BACKGROUND: In high TB burden countries, delayed diagnosis remains a big challenge in TB control. The objective of this study is to assess the role of distance between residence and healthcare facility (HCF) on care-seeking among individuals with symptoms associated with pulmonary TB in Tanzania.METHODS: In this cross-sectional study, using data from a national TB survey, coordinates of 300 (residential) sites within 62 clusters were obtained through Google searches and average distances to HCF were calculated per cluster. Univariable and multivariable logistic regression analyses were conducted, with care-seeking behaviour being the primary outcome variable.RESULTS: Distance from residence to HCF had no effect on care-seeking behaviour of individuals with TB-related symptoms in this study (OR 1.00, 95% CI 1.00-1.00).
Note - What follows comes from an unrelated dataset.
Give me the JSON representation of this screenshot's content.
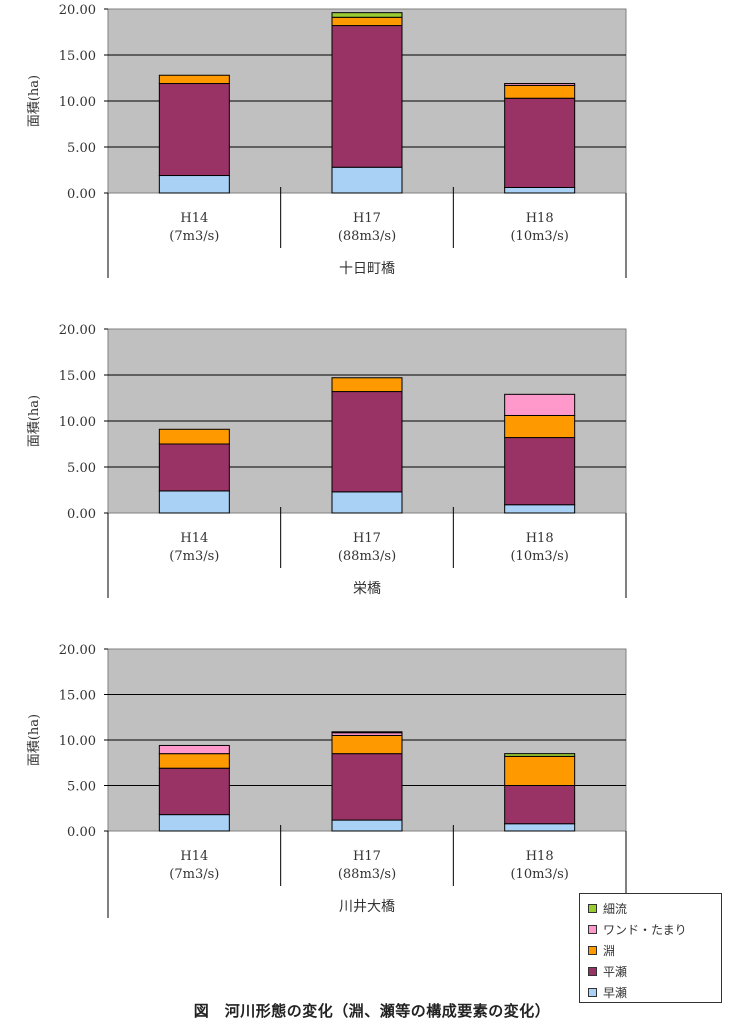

Over 85% of HCFs where care has been sought lack TB diagnostic capacity, mostly comprising dispensaries with staff less educated in TB-related symptoms.CONCLUSION: Care-seeking behaviour among individuals with TB-related symptoms in Tanzania was not found to be associated with distance to HCF. First-line diagnostics should be improved 1) by equipping local dispensaries with basic TB diagnostic capacity, and 2) by educating staff of local dispensaries more thoroughly about basic TB symptoms and the importance of swift referrals.